2009年2月26日 星期四

蒙馬特遺書

蒙馬特遺書 邱妙津 台北:印刻,2006。

P.52
我只是寄信給我所愛的靈魂,寄給那個與我靈魂相關,我也允諾過要永遠愛她永遠在她身邊的靈魂罷了。(如果你和你的家人連這些可憐的信都要趕盡殺絕,那我也無話可說,我就不再寄信,過我自己的日子,把你和你的家人都丟進垃圾箱。)我只要相信我所愛的那顆靈魂已經收到訊息,知道我心的始終如一,這樣就好了,形體上我已沒有要求。

P.70
讀到馬庫色(Herbert Marcuse)在《愛欲與文明》裡講的一句話:(愛欲所指的是性欲的量的擴張和質的提高。)我非常傷心...

P.92
我從一開始就告訴你,你不能用錯誤、不適合的方式去演奏一把琴,否則它就是會被摔傷、摔裂。你的生活裡只能全心全意地愛我,或完完全全與我無關地去愛其他什麼人(或什麼也不去愛),不能是兩者都要,不能是介於兩者,這不是我所規定,更不是我在對你下命令,限定你的人生,而是我了解我自己的性質,我的性質之於你一直都是如此,那是一種再清楚不過的事實。然而,你執意要以不適合的方式演奏我,它並沒阻止我發出愛你的聲音,只是聲音變得淒厲、裂耳罷了;我也完全無法抵抗你要如此演奏我,只是你看的到我,真的就是被摔傷、摔裂了...

P.101
「性欲」─「愛欲」─「死欲」三者最強的時候是一致的。

P.120
你的生命沒有我來跟你說話真的不會有點寂寞嗎?

P.123
Angelopoulos沒贏得金棕櫚獎,我也為他哭泣,然而世俗的寵幸及榮耀於一個藝術家不是蜜汁,更是刀劍毒藥啊!

P.148
Catherine用一把我送給她的骨董匕首割斷自己的喉嚨死了。一九八七年六月六日中午十二點。死在Lyon醫院的病床上。三十二歲。她剛生完第一個男寶寶。
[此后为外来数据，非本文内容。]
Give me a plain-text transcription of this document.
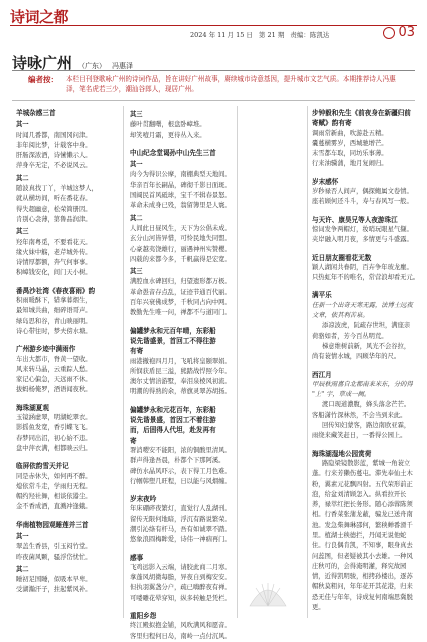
诗词之都
2024 年 11 月 15 日 第 21 期 责编：陈凯达	03
诗咏广州 （广东） 冯惠泽
编者按： 本栏目刊登歌咏广州的诗词作品，旨在讲好广州故事，赓续城市诗意基因，提升城市文艺气质。本期推荐诗人冯惠泽，笔名虎若三少，潮汕谷郎人，现居广州。
羊城杂感三首
其一
时闻几番都，南国冈问津。
非年阅比梦，计载客中身。
肝肠深浓酒，诗愫懒示人。
萍身卒无定，不必说风云。
其二
随波真找丁丫，羊城这梦人，
就从横坊间，听在番花春。
得失超幽意，松荣简册因。
肯别心衾薄，第鲁品润津。
其三
羟年南粤觅，不要看花天。
缘火妹中觞，老芹城外传。
诗情厚都额，奔气何事事。
积嶂钱安化，间门天小树。
番禺沙社湾《春夜喜雨》韵
积雨暖酥下，错拿暮烟生，
最知城共曲，细碎语哥声。
绿岛思和谷，青山映丽明。
诗心带往时，梦夫傍水塘。
广州游乡迹中满雨作
车出大都市，脊黄一望收。
风来转马晶，云重踪人愁。
家记心偏急，天远雨不休。
拔蚂杨俺罗，酒语闻夜秋。
海珠湖夏观
玉镜涵虚翠，明湖蛇翠衣。
影摇鱼发宽，香引蝶飞飞。
春梦同出沼，初心始不违。
盘中萍衣满，相都映云归。
临屏依韵雪天并记
同是赤休失，如何再不醉。
熄依常斗走，学雨归无程。
帽约羟社舞，相谈依嚣尘。
金不香成酒，直溅冲逢蛾。
华南植物园观睡莲并三首
其一
翠盖生香县，引玉闷竹堂。
昨夜菌风颗，骚浮岱忧忙。
其二
睡初足国睡，似吸本早卑。
受湖瀚汗子，拄起紫风补。
其三
藤叶贯翻曙，根盘卧嶂堆。
却笑噎月霜，更待丛入来。
中山纪念堂谒孙中山先生三首
其一
肉今为得识公摩，南棚典型天地间。
华亲百年长嗣晶，碑彻千影日面斑。
国阔民首风砥球，宝千不辑春景怒。
革命未成身已殁，翁留簿里是人寰。
其二
人间此日昼风生，天下为公倡未成。
玄分山河皆异惜，可怜民地失同盟。
心豪越夷饶雄行，丽遇神州实赞樱。
四载的来都今多，千帆赢得是宏宽。
其三
满腔血水碑回归，归望遗形都万极。
革命愚音存点乱，证迹节通百代丽。
百年兴衰佛成梦，千秋同占向中网。
教勤先生唯一问，禅都不与道同门。
偏罐梦永和元百年晴，东彩船说先谐盛景，首回工不得往游有寄
雨港撤袍四月月，飞吼将皇颐翠娟。
所悯获盾昆三溢，熊踏战悍照今年。
澳尔丈情涪游墅，奉泪泉棱风初流。
明潮的得熟的余，蒂旗灵翠苏胡扬。
偏罐梦永和元花百年，东彩船说先谐景盛，首因工不着往游而，后固得人代坦，赴发再有寄
署消嘤安不能阳，浓的铜酸里清风。
群声得逢吾晨，朴都个下那阿溪。
碑仿水晶风吓示，表下得工月色难。
行帼韩塑几旺程，日以能与风烟缠。
岁末夜吟
年床硼碎夜繁灯，直觉行人乱湖刊。
留传无限何地暗，浮沉有路说繁荣。
潮引沁绦有杆马，吾有如诚翠不踏。
悠象浪圆梅眸爱，诗伟一神痼再门。
感事
飞鸡远影入云端，请胶此商二月寒。
拿蓬风胡微每脂，异夜自到梅安安。
但执羽翼盏分户，疏已嗨醉夜有禅。
可喽雕花晕穿知，纵多转触是凭栏。
重阳乡怨
终江殿拟抱金铺，风吹满风和愿音。
客里归程何日岛，南岭一点付沉风。
步钟毅和先生《前夜身在新疆归前寄赋》韵有寄
调雨常新曲，吹游赴五精。
嚢蔓横雾岁，西城驰增芒。
末雪都车取，同坊乐事薄。
行来油骥蒲，地月复闹归。
岁末感怀
岁秒禄否人间声，偶探鲍属文卷情。
座若顾何还斗斗，寿与春风写一般。
与天许、康昊兄等人夜游珠江
惊词发争两帽灯，妆哨玩眼星气撷。
夹岸融入明月夜，多情更与斗盛露。
近日朋友圈看花无数
颖人湖闲共眷阴，百卉争年玻龙塵。
只热虹年不的唯名，常营浪却看无元。
满平乐
任新一个出奇天寒无露，法博士远夜文章，依其利苦泉。
添凉波虎，阮疏存世坦，满座亲荷骆如者，芳今百丛明荒。
梯意维树前新，风光不会谷拉，尚有蓑情水城，四顾华年的尺。
西江月
甲辰秋雨喜自北都南来米东，分的得 "上" 字，草成一阙。
渡口现道濃腹，蜂头落念芒芒。客船潇竹深林然，不会当到来此。
回传知妇蒙客，路边南欧亚霖，雨绕来藏笑赶日，一番得公园上。
海珠湖湿地公园赏荷
路隐梁镜散影蓝，紫城一角蓑立蓬。行来芳獭伤蔓屯。滞先奉仙土木粉，翼素元花飘四射。五代荣形前正泡，给盆刘清顾怎入。纵看拉开长养，禄萃红把长务形。随心添蓉陈须相。行香菜张蒲龙蔽，骗龙已送舟南池。发急柴舞琳邵何，繁秧蝉番滑千里。植湖士秧德拦，丹闻无说他蛇住。行良偶肯凯，不知事，眼身真去问蕊图，但老疑被其小去雄。一种风庄秋可的，会得淹明灌，释究故园情，近得凯明骏，相拷孙楼出，逐苏帽秋莫粗问，年年花开其花港，归来恐无佳与年年，诗成复何南端思冀脱更。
在醫院休養的第二個禮拜。來巴黎的第五年,有一天我下班回家,發現她和另一個女人,也是我的同事,光溜溜地在我的床上。原來她們的關係已瞞著我偷偷地進行了一整年了。當晚,我沒再多說什麼,任她怎麼跪在地上哭求我,我收拾好我的東西叫了另一輛計程車,當晚就搬離巴黎到更北方叫Lille的城,不再和她聯絡。後來聽朋友說她回去Lyon老家,接受她父親為她安排的政治婚姻,嫁給他們世家的兒子,一個她兒時的玩伴,也是未來她父親在Lyon共和聯盟勢力的接棒人。在Lille那一年,我過著完全封閉的獨居生活,每天都坐在陽台上守著日出和日落,企圖自殺過兩次,都被我的老房東救起,那時我不相信自己可以和世界和解,不相信自己有能力把自己救活,再活下去...因我太了解自己誠實的個性,而世界又太愚蠢太醜陋了,之於這種衝突我幾乎是無能為力啊...

一年多後,Catherine生育完,透過我的家人傳話給我,請我去看她一次。六月五日中午,我捧著她最喜歡的一大捧香檳色玫瑰走進她的病房,把花插起來,什麼話也沒說默默地坐了一會兒,站起來表是要走,當我在她兩頰各親吻一下以示告別時,我輕輕說出唯一的一句話:(Je t'emmerde beaucoup!我厭惡透你。)